満州事変
【概説】
1931年の柳条湖事件を契機とし、関東軍が政府の不拡大方針を無視して満州(中国東北部)全土を武力占領した一連の軍事行動。日本の傀儡国家である満州国の建国へと至り、日本の国際的孤立と軍部台頭を決定づけた重大な事件である。
事変勃発の背景と関東軍の思惑
1920年代後半から1930年代初頭にかけて、日本は昭和金融恐慌や世界恐慌による深刻な経済危機(昭和恐慌)に直面していた。国内の農村は困窮し、社会的閉塞感が漂う中、資源が豊富で「日本の生命線」と位置づけられていた満州(中国東北部)の権益確保への関心が急速に高まっていった。一方、中国では蔣介石による北伐が完了して全国統一が進み、国民政府による強固な国権回復運動が満州にも波及していた。これにより、日露戦争以来日本が維持してきた満蒙権益が脅かされる事態となっていた。

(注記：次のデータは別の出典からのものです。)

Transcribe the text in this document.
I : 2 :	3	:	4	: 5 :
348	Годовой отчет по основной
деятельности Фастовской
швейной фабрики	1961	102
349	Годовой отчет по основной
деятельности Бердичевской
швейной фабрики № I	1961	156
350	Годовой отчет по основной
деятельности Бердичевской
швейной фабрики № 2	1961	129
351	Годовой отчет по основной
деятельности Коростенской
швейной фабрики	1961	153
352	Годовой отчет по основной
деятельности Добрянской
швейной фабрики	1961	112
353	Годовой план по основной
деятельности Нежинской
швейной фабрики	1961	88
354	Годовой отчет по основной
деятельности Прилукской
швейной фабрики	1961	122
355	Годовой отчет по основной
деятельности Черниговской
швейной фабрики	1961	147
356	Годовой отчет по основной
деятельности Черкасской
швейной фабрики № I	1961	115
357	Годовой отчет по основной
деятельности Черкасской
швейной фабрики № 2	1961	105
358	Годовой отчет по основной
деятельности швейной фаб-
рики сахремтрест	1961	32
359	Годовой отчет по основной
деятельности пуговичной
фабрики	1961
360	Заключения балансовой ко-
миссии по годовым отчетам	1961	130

こうした状況下で、満州に駐留していた日本陸軍の部隊である関東軍は、危機感を募らせていた。特に関東軍の作戦参謀であった石原莞爾や板垣征四郎らは、将来想定される対ソビエト連邦・対アメリカ戦に備えるための高度国防国家建設を構想し、武力による満州の直接領有を秘密裏に画策し始めたのである。
柳条湖事件と政府方針の無視
1931(昭和6)年9月18日夜、奉天(現在の瀋陽)郊外の柳条湖において、日本の国策会社である南満州鉄道(満鉄)の線路が爆破される事件が発生した(柳条湖事件)。関東軍はこれを「中国軍(張学良軍)の犯行」と断定し、それを口実として直ちに軍事行動を開始、翌日には奉天などの主要都市を占領した。しかし、実際の爆破は関東軍自身の自作自演であった。
当時の第2次若槻礼次郎内閣は、国際社会の反発を懸念してただちに「不拡大方針」を声明した。ところが、関東軍はこれを完全に無視して戦線を拡大し続けた。さらに、朝鮮に駐留していた日本軍(朝鮮軍)が政府や陸軍中央の許可を得ずに独断で国境を越え、関東軍の増援に向かうという異常事態も発生した。政府の統制力は及ばず、軍部が統帥権の独立を盾に独断専行を繰り返す「下克上」の事実が露呈し、事態の収拾に失敗した若槻内閣は総辞職に追い込まれた。
満州国の建国と国際連盟の対応
1932(昭和7)年3月、関東軍は清朝最後の皇帝であった溥儀を執政(のちに皇帝)に迎え、日本の傀儡国家である満州国の建国を宣言した。同年5月に発生した五・一五事件で犬養毅首相が暗殺されると、大正時代から続いた政党内閣の歴史は終焉を迎え、次に成立した斎藤実内閣は満州国を正式に承認した。
一方、中国の提訴を受けた国際連盟は、イギリス人のリットンを団長とする調査団を現地へ派遣した。提出された報告書(リットン報告書)は、日本の満鉄における特殊権益などは認めたものの、一連の軍事行動を自衛権の発動とは認めず、満州国の建国も否認した。1933(昭和8)年2月、国際連盟総会でこの報告書が圧倒的多数で採択されると、日本全権の松岡洋右らは議場を退場し、翌3月に日本は国際連盟からの脱退を通告した。同年5月に日中両軍間で塘沽停戦協定が結ばれたことで、満州事変は一応の軍事的終結を見た。
歴史的意義と十五年戦争への道程
満州事変は、日本の近代史において決定的な転換点となった事件である。国内においては、政府の方針を軍部の独断が覆す悪しき前例を作り出し、軍部の政治的発言力が極めて強大化する契機となった。政党政治は後退し、テロリズムや軍部による政治介入が常態化する時代へと突入していった。
また対外的には、国際連盟脱退によってワシントン体制・ヴェルサイユ体制といった第一次世界大戦後の国際秩序から自ら離脱し、日本は国際的孤立の道を歩むことになった。さらに、この事変によって生み出された日中の対立構造は解消されることなく、1937年の盧溝橋事件を契機とする日中戦争、ひいては太平洋戦争へと拡大していくことになる。このため満州事変は、1945年の敗戦まで続く長い泥沼の戦争状態、いわゆる十五年戦争の起点として極めて重要な歴史的意義を持っている。